Aparte de las alergias nombradas con anterioridad, existe una gran cantidad de alérgenos presentes en nuestra gastronomía: crustáceos, soja, frutos secos… la lista es interminable. Afortunadamente, la ley obliga a informar de la composición de los alimentos, tanto si se venden envasados, como si la venta se lleva a cabo sin envasar. La mayoría cumple con la normativa, pero no siempre con garantías.

La importancia de contar con un buen control de calidad y etiquetado

Los fabricantes deben informar en su etiquetado de la presencia de cualquiera de los 14 alérgenos existentes. Esto es algo en lo que se ha avanzado notablemente en los últimos años y, aunque es cierto que se suele hacer más hincapié en la ausencia de determinados alérgenos que en la presencia de los mismos por motivos comerciales, la práctica totalidad de los productos informan de todos los alérgenos presentes en sus alimentos, así como de la posibilidad de cualquier contaminación cruzada.

Alimentos no envasados

Por otro lado, si todavía puede quedar algo de camino por recorrer en lo referente a alimentos envasados, la situación es más compleja en el caso de la venta de alimentos no envasados. La ley obliga a informar de la presencia de cualquier alérgeno, ya sea mediante etiquetado, a través de carteles o comunicándolo verbalmente a la hora de hacer la venta. No obstante, un estudio llevado a cabo por la OCU nos revelaba que, a pesar de que un 97% de establecimientos informaba verbalmente de la presencia de alérgenos a la hora de vender productos a granel, solo un 26% lo hacía cotejando esa información con el etiquetado.
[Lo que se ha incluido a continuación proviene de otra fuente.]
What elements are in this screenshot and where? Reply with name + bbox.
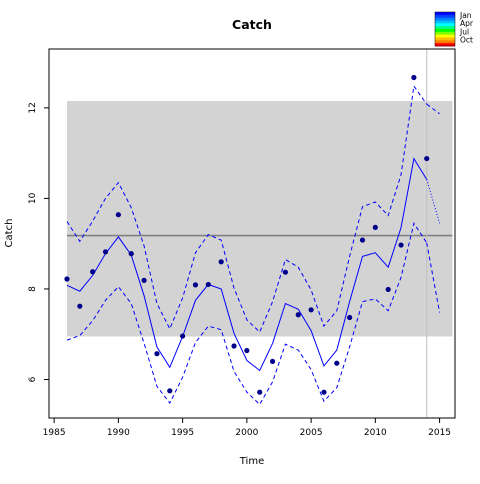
observed-point — [334, 360, 340, 366]
observed-point — [77, 303, 83, 309]
x-tick-label: 1985 — [43, 428, 66, 438]
x-tick-label: 1995 — [171, 428, 194, 438]
observed-point — [424, 155, 430, 162]
observed-point — [192, 282, 199, 288]
x-tick-label: 1990 — [107, 428, 130, 438]
observed-point — [167, 388, 173, 394]
observed-point — [308, 307, 314, 313]
legend-label: Jul — [459, 27, 469, 36]
x-tick-label: 2010 — [364, 428, 387, 438]
legend-color-strip — [435, 34, 455, 38]
observed-point — [141, 277, 147, 283]
legend-color-strip — [435, 31, 455, 36]
y-tick-label: 10 — [28, 192, 38, 204]
lower-interval-line — [66, 222, 428, 406]
legend-frame — [434, 11, 456, 47]
x-tick-label: 2015 — [428, 428, 451, 438]
observed-point — [257, 389, 263, 395]
upper-interval-line — [66, 84, 428, 333]
observed-point — [231, 343, 237, 349]
legend-color-strip — [435, 29, 455, 33]
observed-point — [385, 286, 391, 293]
observed-point — [205, 281, 211, 288]
x-tick-label: 2000 — [235, 428, 258, 438]
forecast-lower-line — [426, 242, 441, 313]
plot-frame — [48, 48, 456, 419]
legend-color-strip — [435, 23, 455, 27]
legend-color-strip — [435, 14, 455, 19]
legend-color-strip — [435, 37, 455, 41]
observed-point — [90, 269, 96, 275]
observed-point — [128, 251, 134, 257]
y-tick-label: 12 — [28, 102, 38, 113]
observed-point — [321, 389, 327, 395]
legend-label: Jan — [459, 11, 472, 20]
plot-area: 1985 1990 1995 2000 2005 2010 2015 6 8 10 12 — [28, 48, 456, 438]
chart-title: Catch — [232, 17, 272, 32]
x-axis-label: Time — [239, 456, 264, 467]
observed-point — [115, 212, 121, 218]
y-tick-label: 8 — [28, 286, 38, 292]
legend-label: Oct — [460, 36, 473, 45]
x-tick-label: 2005 — [300, 428, 323, 438]
observed-point — [244, 347, 250, 354]
y-tick-label: 6 — [28, 376, 38, 382]
observed-point — [282, 269, 289, 275]
forecast-upper-line — [426, 103, 440, 115]
observed-point — [347, 314, 353, 321]
observed-point — [64, 276, 70, 282]
observed-point — [218, 259, 224, 265]
legend-label: Apr — [460, 19, 474, 28]
observed-point — [154, 351, 160, 357]
observed-point — [359, 237, 366, 243]
range-band — [66, 101, 453, 337]
legend-color-strip — [435, 12, 455, 16]
observed-point — [102, 249, 109, 255]
legend-color-strip — [435, 17, 455, 21]
legend-color-strip — [435, 20, 455, 24]
legend-color-strip — [435, 43, 455, 47]
observed-point — [295, 312, 301, 318]
observed-point — [411, 74, 417, 81]
observed-point — [372, 224, 378, 230]
observed-point — [398, 242, 404, 248]
legend-color-strip — [435, 26, 455, 30]
fitted-line — [66, 157, 428, 372]
y-axis-label: Catch — [4, 219, 15, 248]
observed-point — [269, 358, 276, 365]
observed-point — [180, 333, 186, 339]
legend-color-strip — [435, 40, 455, 44]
A pesar de los daños que podría ocasionar un error al dar dicha información al consumidor final.

El caso de la contaminación cruzada, en el caso de estos productos, es infinitamente más complejo. Apenas un 20% de los establecimientos cuenta con las medidas necesarias para evitarla, situando el producto, en la mayoría de los casos, en en el mismo mostrador que el resto, sin ningún tipo de barrera. En Taberner somos plenamente de conscientes de la importancia de este asunto. Por ello, somos sumamente cuidadosos con el control y manipulación de materias primas con alérgenos, desde la recepción, donde las identificamos con etiquetas distintivas, hasta su manipulación en pesaje con utensilios diferenciados por color. Es fundamental que no haya, ni siquiera, trazas en nuestros preparados. Ofrecer productos sanos e inocuos para el consumidor finales es nuestro principal objetivo y forma parte de nuestra política de calidad.